Durant les manifestations, les greffiers en colère se sont mis à détourner les paroles du tube "Parle-moi" avec lequel la célèbre chanteuse canadienne connaissait le succès en l'an 2000, en entonnant « Parle-moi, regarde-moi / Je ne sais plus comment aimer, mon boulot de greffier ». Un refrain repris à l'Assemblée nationale donc, par l'élu du Nord. « Monsieur le député, on ne chante pas dans un hémicycle ! » a grondé la présidente de séance, alors que le ministre de la Justice, consterné, se prenait la tête dans les mains. En prenant le micro quelques minutes plus tard, Éric Dupond-Moretti a dénoncé une volonté de faire le buzz. « Je vais vous dire une dernière chose, monsieur Bernalicis. Je savais que vous parliez mal, je savais que pensiez mal. Je viens de découvrir que vous chantez mal aussi » a-t-il tancé, furieux, avant de rendre la parole.
Pour soutenir les greffiers en grève, le député LFI Ugo Bernalicis reprend une chanson d'Isabelle Boulay, compagne d'Éric Dupond-Moretti, devant le ministre pic.twitter.com/ba8QjVJtfq
— BFMTV (@BFMTV) July 4, 2023
"Il évolue dans une autre arène que la mienne"

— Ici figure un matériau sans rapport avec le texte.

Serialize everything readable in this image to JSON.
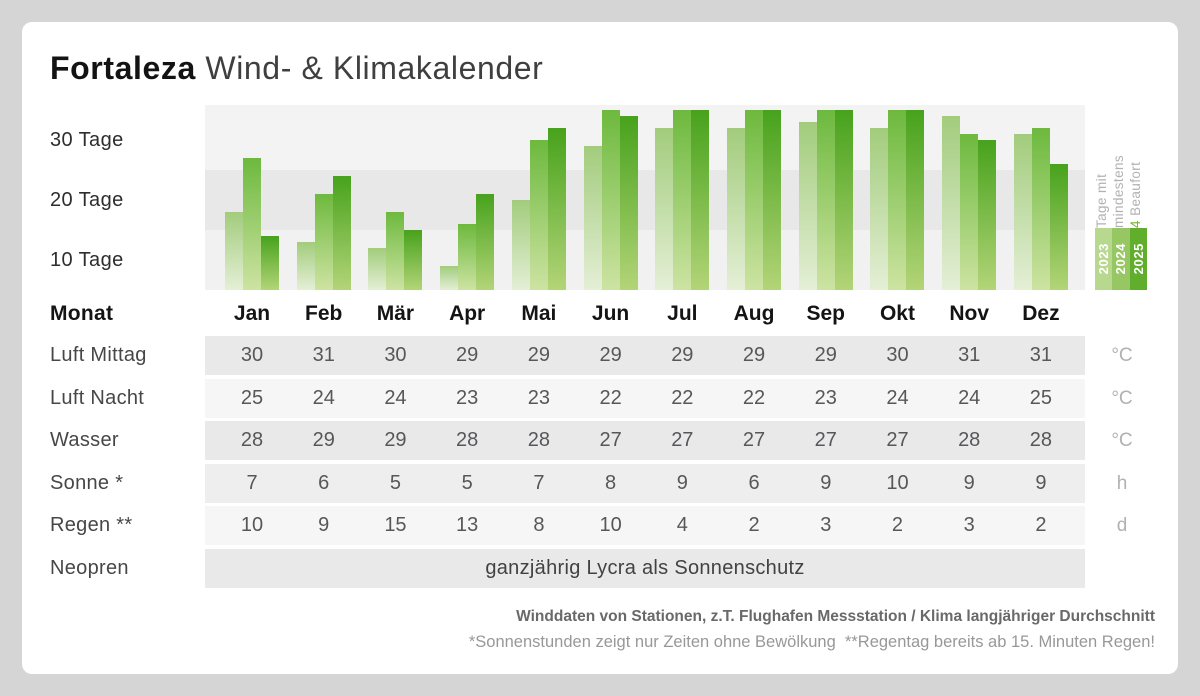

Au micro de Purecharts en 2017, Isabelle Boulay avait expliqué pourquoi elle tenait à appliquer l'adage "pour vivre heureux, vivons cachés" concernant sa vie personnelle. « On connait peu de choses de ma vie, même si on connait maintenant mon amoureux. On s'est fait prendre à notre insu. Je suis quelqu'un d'assez secret. C'est un métier qui prend déjà beaucoup de choses de nos vies. Si je ne parle pas trop de mes amours, c'est parce que je veux que le public se projette dans mes chansons. Je veux qu'elles aient plus d'amplitude et qu'elles ne s'arrêtent pas à moi » expliquait l'artiste québécoise, qui se refuse à parler politique. En mars dernier, elle avait toutefois réagi au bras d'honneur adressé par son compagnon au patron des députés républicains Olivier Marleix à l'Assemblée nationale. « Il évolue dans une autre arène que la mienne. C'est là où je ne peux pas me substituer à lui, ce n'est pas ma place. Je le laisse être ce qu'il est. On est tous des êtres-humains, il a des réactions humaines, c'est pour ça que je l'aime aussi » avait-elle indiqué sur les ondes de RTL.